With respect to the price, the Department has previously opined that where sufficient coverage is available in the authorized market, the insurance may not be placed in the excess line market even if the premiums for the excess line market are lower. Opinion of General Counsel No. 03-04-27 (April 21, 2003). Therefore, price is not a sufficient reason to place insurance otherwise available in the authorized market in the excess line market.
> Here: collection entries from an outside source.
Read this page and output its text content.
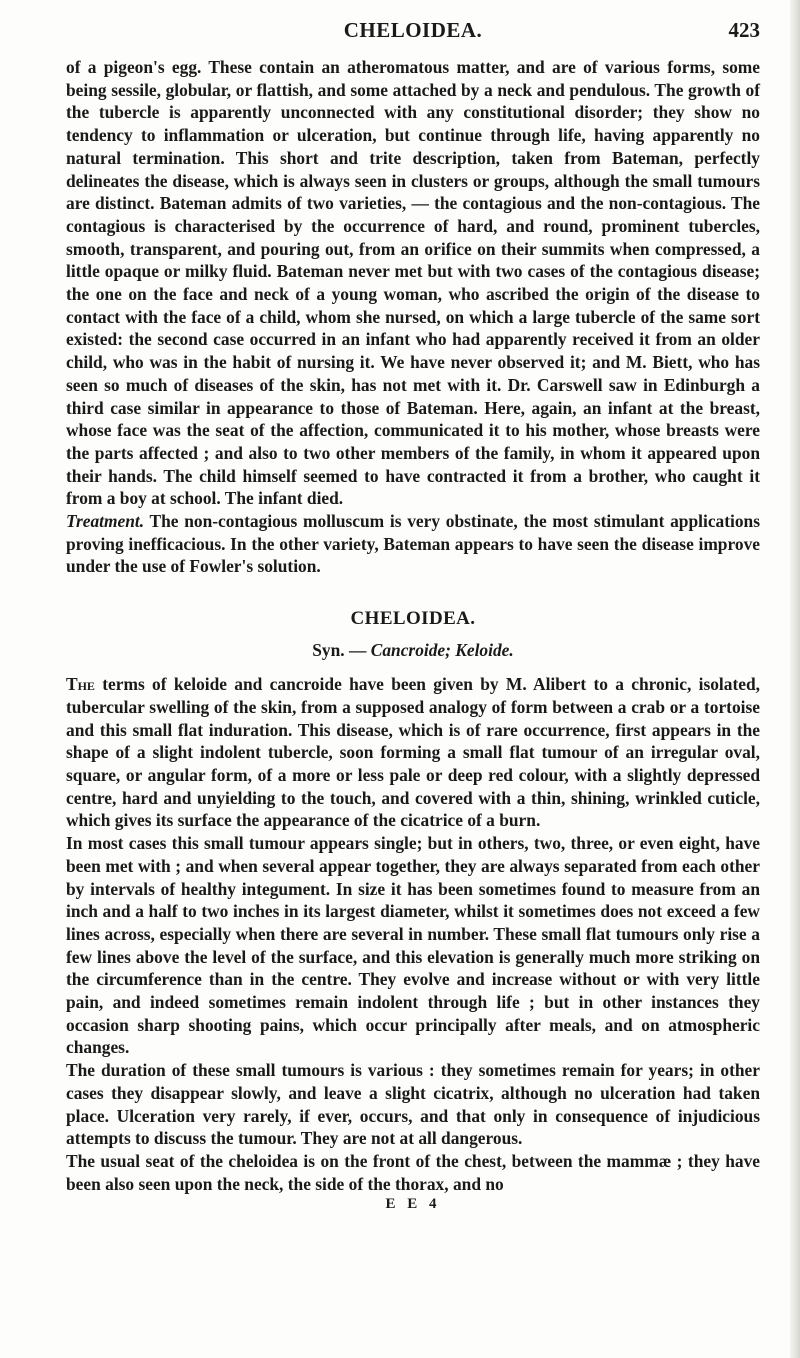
CHELOIDEA.	423

of a pigeon's egg. These contain an atheromatous matter, and are of various forms, some being sessile, globular, or flattish, and some attached by a neck and pendulous. The growth of the tubercle is apparently unconnected with any constitutional disorder; they show no tendency to inflammation or ulceration, but continue through life, having apparently no natural termination. This short and trite description, taken from Bateman, perfectly delineates the disease, which is always seen in clusters or groups, although the small tumours are distinct. Bateman admits of two varieties, — the contagious and the non-contagious. The contagious is characterised by the occurrence of hard, and round, prominent tubercles, smooth, transparent, and pouring out, from an orifice on their summits when compressed, a little opaque or milky fluid. Bateman never met but with two cases of the contagious disease; the one on the face and neck of a young woman, who ascribed the origin of the disease to contact with the face of a child, whom she nursed, on which a large tubercle of the same sort existed: the second case occurred in an infant who had apparently received it from an older child, who was in the habit of nursing it. We have never observed it; and M. Biett, who has seen so much of diseases of the skin, has not met with it. Dr. Carswell saw in Edinburgh a third case similar in appearance to those of Bateman. Here, again, an infant at the breast, whose face was the seat of the affection, communicated it to his mother, whose breasts were the parts affected ; and also to two other members of the family, in whom it appeared upon their hands. The child himself seemed to have contracted it from a brother, who caught it from a boy at school. The infant died.

Treatment. The non-contagious molluscum is very obstinate, the most stimulant applications proving inefficacious. In the other variety, Bateman appears to have seen the disease improve under the use of Fowler's solution.

CHELOIDEA.
Syn. — Cancroide; Keloide.

The terms of keloide and cancroide have been given by M. Alibert to a chronic, isolated, tubercular swelling of the skin, from a supposed analogy of form between a crab or a tortoise and this small flat induration. This disease, which is of rare occurrence, first appears in the shape of a slight indolent tubercle, soon forming a small flat tumour of an irregular oval, square, or angular form, of a more or less pale or deep red colour, with a slightly depressed centre, hard and unyielding to the touch, and covered with a thin, shining, wrinkled cuticle, which gives its surface the appearance of the cicatrice of a burn.

In most cases this small tumour appears single; but in others, two, three, or even eight, have been met with ; and when several appear together, they are always separated from each other by intervals of healthy integument. In size it has been sometimes found to measure from an inch and a half to two inches in its largest diameter, whilst it sometimes does not exceed a few lines across, especially when there are several in number. These small flat tumours only rise a few lines above the level of the surface, and this elevation is generally much more striking on the circumference than in the centre. They evolve and increase without or with very little pain, and indeed sometimes remain indolent through life ; but in other instances they occasion sharp shooting pains, which occur principally after meals, and on atmospheric changes.

The duration of these small tumours is various : they sometimes remain for years; in other cases they disappear slowly, and leave a slight cicatrix, although no ulceration had taken place. Ulceration very rarely, if ever, occurs, and that only in consequence of injudicious attempts to discuss the tumour. They are not at all dangerous.

The usual seat of the cheloidea is on the front of the chest, between the mammæ ; they have been also seen upon the neck, the side of the thorax, and no

E E 4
With respect to the coverage differences, it was stated that the coverage offered by the authorized insurer is inferior because the defense costs are included within the policy limits while there is a separate limit for the defense costs in the excess line policy. However, it is the Departments view that policies that provide separate limits are less favorable to insureds than policies that include defense costs within the policy limits. With one exception in 11 NYCRR § 71.4 (Regulation 107) that was permitted to conform to Federal regulatory requirements, with respect to policies for pollution liability or environmental impairment issued to owners or operators of underground storage tanks, liability policies may not provide separate limits for defense costs. Although Regulation 107 does not apply to excess line policies and does not preclude the issuance of policies on such basis, the regulation reflects the Departments view that such coverage is in fact less favorable to insureds.
Thus, under the facts provided, since more favorable coverage is available in the authorized market, the Insurance Law would not have permitted placement in the excess line market.
For further information you may contact Assistant Counsel Brenda M. Gibbs at the Albany Office.
1 Pursuant to N.Y. Ins. Law § 107(a)(10) (McKinneys Supp. 2005):
[a]uthorized insurer means an insurer authorized as such to do an insurance business in this state in compliance with this chapter, by reason of a license so to do issued and in force pursuant to the laws of this state or of a corporate charter granted and in force pursuant to the laws of this state, but not including any insurer herein exempted from compliance with the requirement that it obtain a license to do business.